Neil Taylor, 47, a clinical nurse specialist from Wakefield, said: "126 of us are dead before their time because of a lack of PPE. 850 health and social care workers are dead because of exposure to Covid.

"One per cent - did we give one per cent effort? We didn't - none of us did.

"I want 15 per cent for all key workers, whether you're in a care home, sweeping the streets, driving a bus or saving lives in that building there [The Leeds General Infirmary] - everyone.

"We have been there. We are the servants, we are prepared to serve and we want paying."

Will Collins, 25, a medical student at the University of Leeds, said: "It's been quite rough over the last year. For a long time, I felt I was a spare part in a hospital and didn't get much patient contact because of Covid.

"People go into medicine because at the end of the day they want to help people.

"If we are going into an NHS that has been systemically dismantled and being sold off to the highest bidder, what does that leave us to do?

"When we go into a hospital we believe that healthcare should be free at the point of access, but in 10 or 20 years what will it look like if it keeps going the way it is going?

"I want to fight for a public NHS and to fight privatisation and actually fund it properly.

"The only way, in my opinion, to stop the reversal is to overthrow capitalism and implement socialism where the NHS and public services are funded for the good of the people rather than the profits of big business."

Katy Heppinstall, a nurse in Leeds and Nurses United member, said: “Throughout the past 18 months we’ve all seen how essential our NHS and its staff are.

"Whether it was supporting our mental well-being, delivering our first baby or holding your loved one’s hand in their last minute, our NHS workers have always been there, it’s just that now we can all see what happens when we don’t have enough because they’ve been underpaid and cannot stand working in fragmented and privatised services that don’t allow us to care.

"We need a new deal for our NHS that puts patients not profits back in control of our services.

"We all deserve the freedom to be healthy.”

The Government recommended that certain NHS staff, including nurses, should receive a 1 per cent pay rise.

NHS staff were due the pay rise in April, but ministers said they would await the recommendations of the pay review body, which is expected to deliver its report within days.

The response to the 1 per cent pay rise has been met with anger from NHS staff and unions, with protests held across the country.

The British Medical Association (BMA) said it has spent months pressing the Government to deliver a “fair” wage uplift for the NHS’s most senior clinicians. while the Royal College of Nursing said new Health Secretary Sajid Javid should not “insult nurses” by giving them just one per cent.

Pat Cullen, acting chief executive and general secretary of the RCN, told BBC Breakfast: “We understand that the Pay Review Body – the body that recommends the pay award for health care staff including nurses – may very well be in his in-tray this morning.

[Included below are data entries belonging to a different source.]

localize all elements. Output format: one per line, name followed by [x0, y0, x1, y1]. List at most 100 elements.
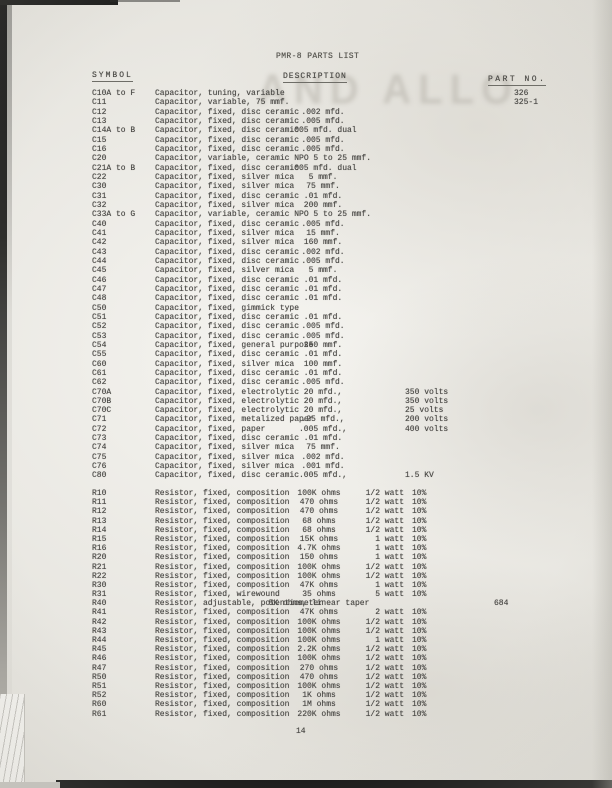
cell-sym: C30	[92, 182, 107, 192]
cell-sym: R16	[92, 544, 107, 554]
cell-desc: Resistor, adjustable, potentiometer	[155, 599, 324, 609]
table-row: R52 Resistor, fixed, composition 1K ohms 1/…	[0, 691, 612, 700]
cell-ohms: 68 ohms	[302, 525, 336, 535]
cell-desc: Capacitor, fixed, disc ceramic	[155, 126, 300, 136]
table-row: C53 Capacitor, fixed, disc ceramic .005 mf…	[0, 332, 612, 341]
cell-desc: Resistor, fixed, composition	[155, 489, 290, 498]
cell-watt: 1 watt	[375, 553, 404, 563]
cell-value: .005 mfd.,	[298, 471, 347, 481]
cell-desc: Capacitor, fixed, disc ceramic	[155, 471, 300, 481]
cell-sym: C40	[92, 219, 107, 229]
cell-desc: Resistor, fixed, wirewound	[155, 590, 280, 600]
cell-ohms: 220K ohms	[297, 709, 341, 719]
capacitor-table: C10A to F Capacitor, tuning, variable 326 C…	[0, 89, 612, 481]
cell-value: 75 mmf.	[306, 182, 340, 192]
cell-sym: C21A to B	[92, 163, 136, 173]
cell-desc: Capacitor, fixed, disc ceramic	[155, 191, 300, 201]
cell-ohms: 100K ohms	[297, 636, 341, 645]
scan-edge-bottom-light	[0, 782, 60, 788]
cell-ohms: 1M ohms	[302, 700, 336, 710]
cell-sym: R45	[92, 645, 107, 655]
table-row: C45 Capacitor, fixed, silver mica 5 mmf.	[0, 266, 612, 275]
table-row: R44 Resistor, fixed, composition 100K ohms…	[0, 636, 612, 645]
cell-sym: R60	[92, 700, 107, 710]
table-row: R20 Resistor, fixed, composition 150 ohms 1…	[0, 553, 612, 562]
cell-sym: C75	[92, 452, 107, 462]
table-row: C20 Capacitor, variable, ceramic NPO 5 to…	[0, 154, 612, 163]
cell-desc: Capacitor, fixed, silver mica	[155, 172, 295, 182]
cell-tol: 10%	[412, 663, 427, 673]
cell-value: .005 mfd.	[301, 331, 345, 341]
scan-edge-top	[0, 0, 118, 5]
cell-sym: C43	[92, 247, 107, 257]
cell-sym: C32	[92, 200, 107, 210]
cell-ohms: 100K ohms	[297, 571, 341, 581]
table-row: C40 Capacitor, fixed, disc ceramic .005 mf…	[0, 220, 612, 229]
table-row: C12 Capacitor, fixed, disc ceramic .002 mf…	[0, 108, 612, 117]
cell-value: 15 mmf.	[306, 228, 340, 238]
cell-value: .005 mfd. dual	[289, 163, 357, 173]
cell-sym: C45	[92, 266, 107, 276]
cell-ohms: 2.2K ohms	[297, 645, 341, 655]
cell-sym: C20	[92, 154, 107, 164]
cell-ohms: 470 ohms	[299, 507, 339, 517]
cell-desc: Capacitor, fixed, silver mica	[155, 443, 295, 453]
cell-ohms: 68 ohms	[302, 516, 336, 526]
cell-value: .01 mfd.	[303, 434, 343, 444]
cell-sym: C22	[92, 172, 107, 182]
table-row: C75 Capacitor, fixed, silver mica .002 mfd…	[0, 453, 612, 462]
cell-sym: C11	[92, 98, 107, 108]
cell-desc: Resistor, fixed, composition	[155, 617, 290, 627]
cell-ohms: 150 ohms	[299, 553, 339, 563]
table-row: C15 Capacitor, fixed, disc ceramic .005 mf…	[0, 136, 612, 145]
cell-sym: C55	[92, 350, 107, 360]
table-row: R10 Resistor, fixed, composition 100K ohms…	[0, 489, 612, 498]
table-row: C55 Capacitor, fixed, disc ceramic .01 mfd…	[0, 350, 612, 359]
cell-desc: Resistor, fixed, composition	[155, 580, 290, 590]
cell-desc: Resistor, fixed, composition	[155, 645, 290, 655]
cell-sym: C52	[92, 322, 107, 332]
cell-sym: C72	[92, 424, 107, 434]
cell-sym: C62	[92, 378, 107, 388]
cell-desc: Resistor, fixed, composition	[155, 636, 290, 645]
cell-value: 5 mmf.	[308, 266, 338, 276]
cell-watt: 1/2 watt	[365, 626, 404, 636]
cell-watt: 1/2 watt	[365, 700, 404, 710]
cell-volts: 25 volts	[405, 406, 444, 416]
table-row: C73 Capacitor, fixed, disc ceramic .01 mfd…	[0, 434, 612, 443]
cell-value: .002 mfd.	[301, 107, 345, 117]
book-page-edges	[0, 694, 25, 788]
cell-desc: Capacitor, fixed, silver mica	[155, 359, 295, 369]
cell-tol: 10%	[412, 525, 427, 535]
cell-volts: 200 volts	[405, 415, 449, 425]
cell-tol: 10%	[412, 691, 427, 701]
cell-sym: R40	[92, 599, 107, 609]
cell-sym: C71	[92, 415, 107, 425]
cell-sym: C46	[92, 275, 107, 285]
cell-ohms: 47K ohms	[299, 580, 339, 590]
cell-value: 75 mmf.	[306, 443, 340, 453]
cell-tol: 10%	[412, 534, 427, 544]
scan-edge-bottom	[56, 780, 612, 788]
cell-desc: Capacitor, fixed, disc ceramic	[155, 163, 300, 173]
cell-tol: 10%	[412, 516, 427, 526]
table-row: C70C Capacitor, fixed, electrolytic 20 mfd…	[0, 406, 612, 415]
cell-value: .01 mfd.	[303, 275, 343, 285]
cell-desc: Capacitor, fixed, silver mica	[155, 200, 295, 210]
cell-watt: 2 watt	[375, 608, 404, 618]
cell-desc: Capacitor, fixed, disc ceramic	[155, 284, 300, 294]
cell-desc: Resistor, fixed, composition	[155, 672, 290, 682]
cell-desc: Capacitor, fixed, electrolytic	[155, 396, 300, 406]
cell-watt: 1/2 watt	[365, 645, 404, 655]
cell-watt: 1/2 watt	[365, 489, 404, 498]
cell-volts: 400 volts	[405, 424, 449, 434]
cell-tol: 10%	[412, 553, 427, 563]
table-row: R61 Resistor, fixed, composition 220K ohms…	[0, 710, 612, 719]
cell-watt: 1 watt	[375, 636, 404, 645]
cell-part: 325-1	[514, 98, 539, 108]
cell-desc: Capacitor, fixed, disc ceramic	[155, 219, 300, 229]
cell-desc: Resistor, fixed, composition	[155, 709, 290, 719]
cell-value: .01 mfd.	[303, 294, 343, 304]
cell-desc: Capacitor, fixed, disc ceramic	[155, 116, 300, 126]
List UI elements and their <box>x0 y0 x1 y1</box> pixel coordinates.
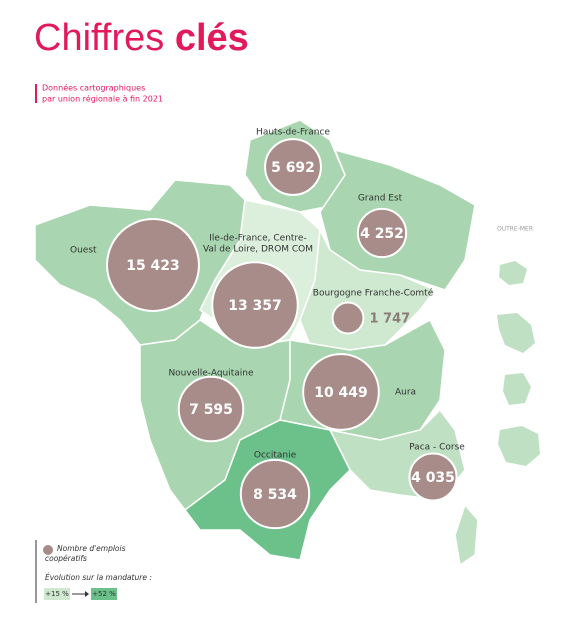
region-label: Aura <box>395 388 416 398</box>
legend-swatch <box>91 588 117 600</box>
bubble <box>356 207 408 259</box>
region-label: Nouvelle-Aquitaine <box>168 369 254 379</box>
legend-text: +52 % <box>92 590 116 598</box>
bubble <box>211 261 299 349</box>
value-label: 4 252 <box>360 226 404 242</box>
region-label: Ile-de-France, Centre- <box>209 234 306 244</box>
legend-arrow-head <box>85 591 89 597</box>
region-label: Val de Loire, DROM COM <box>203 245 313 255</box>
legend-dot <box>43 545 53 555</box>
legend-text: Nombre d'emplois <box>57 544 126 553</box>
value-label: 15 423 <box>126 258 180 274</box>
bubble <box>264 138 322 196</box>
overseas-label: OUTRE-MER <box>497 226 533 233</box>
value-label: 4 035 <box>411 470 455 486</box>
value-label: 13 357 <box>228 298 282 314</box>
bubble <box>177 375 245 443</box>
subtitle-line: par union régionale à fin 2021 <box>42 94 163 104</box>
island <box>499 261 527 285</box>
value-label: 1 747 <box>369 312 410 327</box>
value-label: 10 449 <box>314 385 368 401</box>
title-regular: Chiffres <box>34 17 164 59</box>
legend-text: Évolution sur la mandature : <box>45 573 152 582</box>
bubble <box>331 301 365 335</box>
bubble <box>106 218 200 312</box>
region-label: Grand Est <box>358 194 403 204</box>
region-label: Bourgogne Franche-Comté <box>313 288 434 299</box>
legend: Nombre d'emplois coopératifs Évolution s… <box>35 540 152 603</box>
region <box>454 503 479 567</box>
value-label: 5 692 <box>271 160 315 176</box>
legend-text: coopératifs <box>45 554 87 563</box>
legend-swatch <box>44 588 70 600</box>
title: Chiffres clés <box>34 17 249 59</box>
bubbles: 5 692 Hauts-de-France 4 252 Grand Est 15 423… <box>70 128 465 530</box>
island <box>497 313 535 353</box>
region-label: Paca - Corse <box>409 443 465 453</box>
bubble <box>408 452 458 502</box>
title-bold: clés <box>175 17 249 59</box>
region-label: Ouest <box>70 246 97 256</box>
value-label: 8 534 <box>253 487 297 503</box>
legend-text: +15 % <box>45 590 69 598</box>
island <box>503 373 531 405</box>
subtitle-line: Données cartographiques <box>42 83 145 93</box>
region-label: Occitanie <box>254 451 297 461</box>
bubble <box>239 458 311 530</box>
value-label: 7 595 <box>189 402 233 418</box>
bubble <box>302 353 380 431</box>
overseas: OUTRE-MER <box>497 226 540 466</box>
region-label: Hauts-de-France <box>256 128 330 138</box>
island <box>498 426 540 466</box>
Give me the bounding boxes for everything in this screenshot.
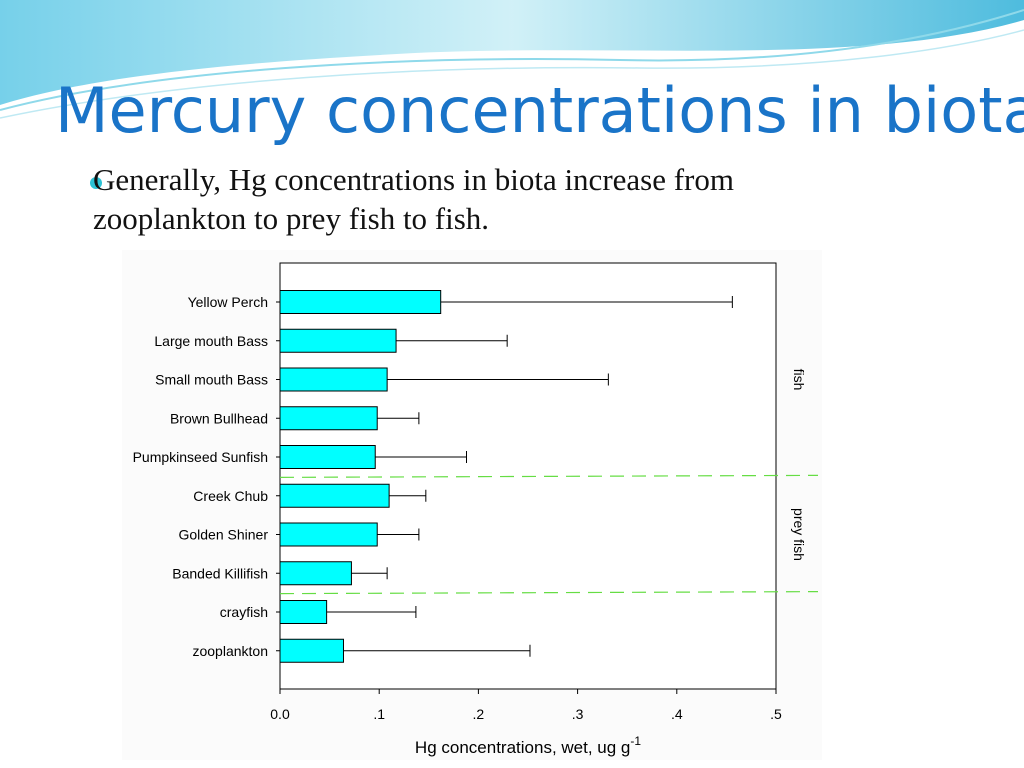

“And what we’re saying to him, please don’t insult nurses by awarding them a 1% pay award.

“That just will do nothing to try and hold on to those fantastic nurses that we’ve got in our system, not one of them can we afford to lose, but it also would attract [more nurses], and [attract new] nurses into the system.”

Mr Javid needs to make a “national recovery plan” for the health service, including tackling the nursing vacancies, Ms Cullen said.

“His most important priorities for nursing at this point in time is to put a national recovery plan in place for nursing that addresses the nursing workforce issues – the tens of thousands of vacancies that we’ve got right across England – which really can’t continue,” she said.

“And we did see that through the pandemic where nurses felt that they were approaching the pandemic with one hand tied behind their back. Those vacancies need to be addressed.”